O dia seguinte chegou de modo cabreiro. Havia umas nuvens acinzentadas no céu e uma tempestade que quase dava as caras, mas que ainda parecia se prender por algum motivo. E no auge da minha felicidade, negociei com Deus um dia de sol. Eu queria que o mundo estivesse com tanta cor quanto as que Ruggero pintou nas paredes pálidas da minha vida.

Tínhamos passado o dia anterior inteiro juntos. Não fizemos nada de mais, apenas ficamos rodando de carro pela cidade, ora em silêncio, ora conversando amenidades. Nada que exigisse demais ou que nos colocasse contra a parede.

Era apenas... uma questão de estar presente.

E eu percebi que necessitava muito da presença dele.
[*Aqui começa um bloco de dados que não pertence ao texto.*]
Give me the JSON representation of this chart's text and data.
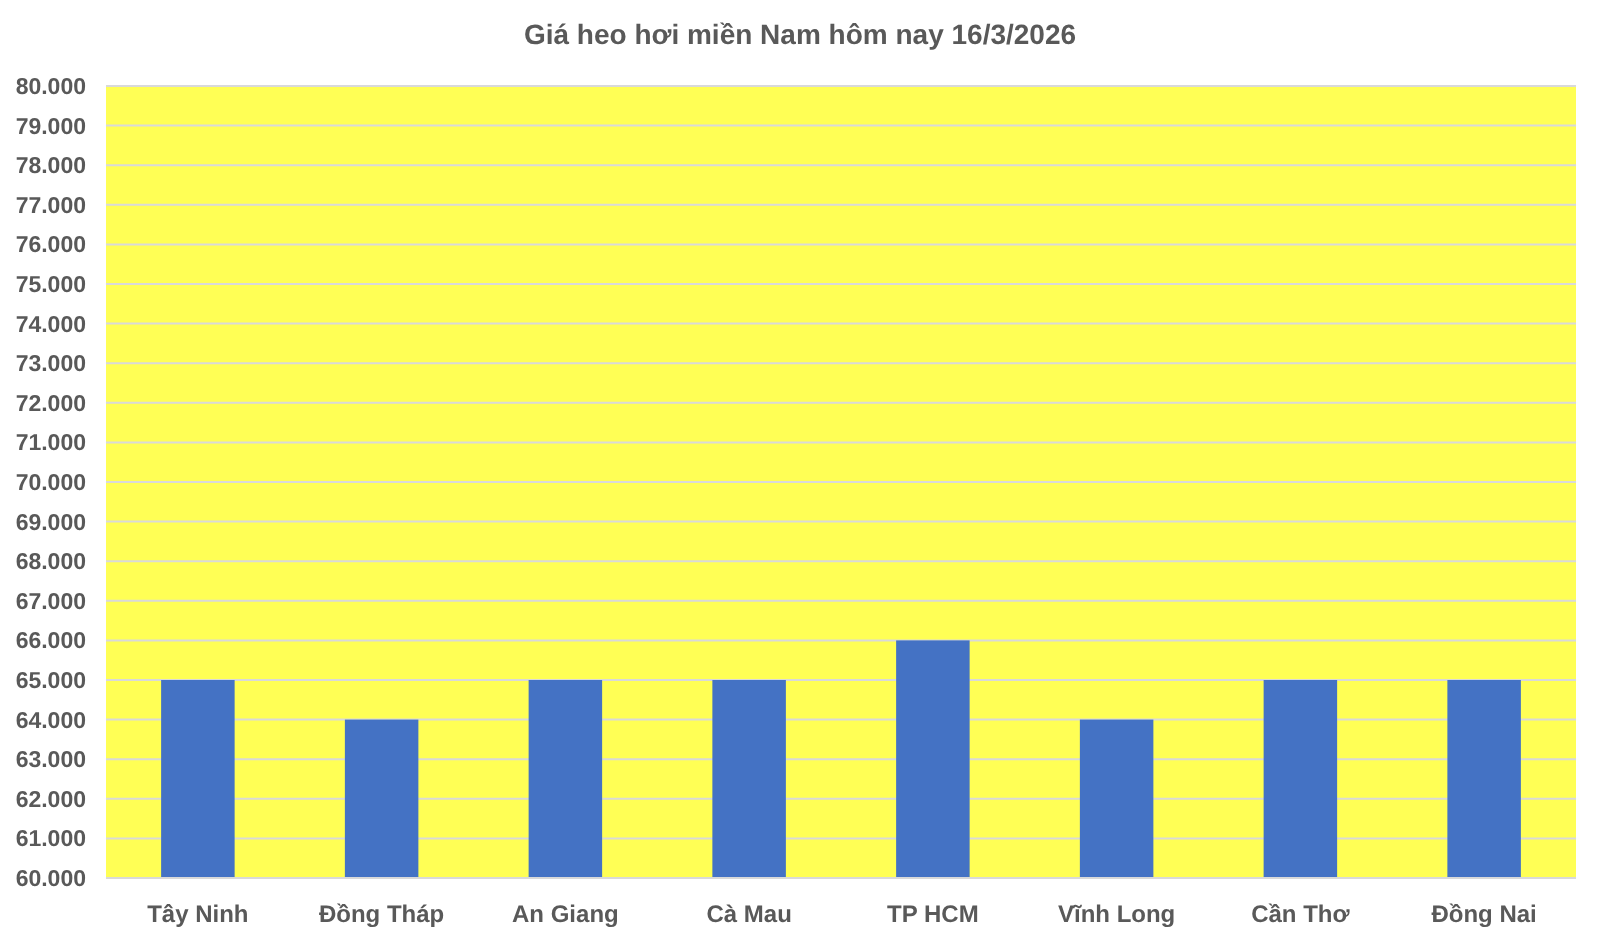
{
  "chart_data": {
    "type": "bar",
    "title": "Giá heo hơi miền Nam hôm nay 16/3/2026",
    "categories": [
      "Tây Ninh",
      "Đồng Tháp",
      "An Giang",
      "Cà Mau",
      "TP HCM",
      "Vĩnh Long",
      "Cần Thơ",
      "Đồng Nai"
    ],
    "values": [
      65000,
      64000,
      65000,
      65000,
      66000,
      64000,
      65000,
      65000
    ],
    "color": "#4472c4",
    "ylim": [
      60000,
      80000
    ],
    "yticks": [
      {
        "value": 60000,
        "label": "60.000"
      },
      {
        "value": 61000,
        "label": "61.000"
      },
      {
        "value": 62000,
        "label": "62.000"
      },
      {
        "value": 63000,
        "label": "63.000"
      },
      {
        "value": 64000,
        "label": "64.000"
      },
      {
        "value": 65000,
        "label": "65.000"
      },
      {
        "value": 66000,
        "label": "66.000"
      },
      {
        "value": 67000,
        "label": "67.000"
      },
      {
        "value": 68000,
        "label": "68.000"
      },
      {
        "value": 69000,
        "label": "69.000"
      },
      {
        "value": 70000,
        "label": "70.000"
      },
      {
        "value": 71000,
        "label": "71.000"
      },
      {
        "value": 72000,
        "label": "72.000"
      },
      {
        "value": 73000,
        "label": "73.000"
      },
      {
        "value": 74000,
        "label": "74.000"
      },
      {
        "value": 75000,
        "label": "75.000"
      },
      {
        "value": 76000,
        "label": "76.000"
      },
      {
        "value": 77000,
        "label": "77.000"
      },
      {
        "value": 78000,
        "label": "78.000"
      },
      {
        "value": 79000,
        "label": "79.000"
      },
      {
        "value": 80000,
        "label": "80.000"
      }
    ],
    "grid": "y"
  }
}
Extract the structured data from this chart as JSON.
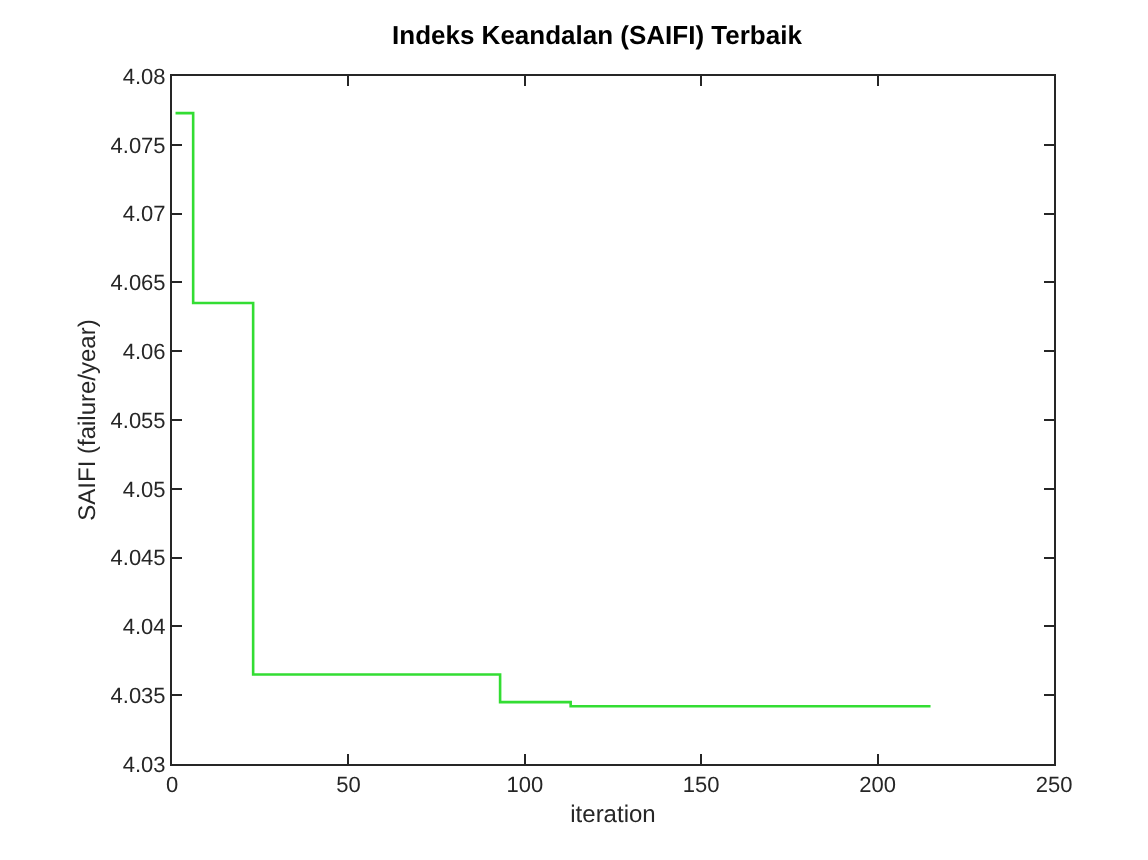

E esse tempo que passamos juntos me fez um bem danado. Por isso quando acordei no dia seguinte, deixei um bilhete para a Margô e me esgueirei para fora do apartamento, pegando um táxi rapidamente e passando para o taxista um endereço que eu sabia de cór.

Durante toda a viagem – que não era tão longa assim – não permiti que a minha mente ousasse trabalhar demais. Eu não me deixaria racionalizar aquela atitude, porque não tinha motivos para tal coisa. O meu coração pedia e eu queria obedecer, independente do quais fossem as consequências desse ato.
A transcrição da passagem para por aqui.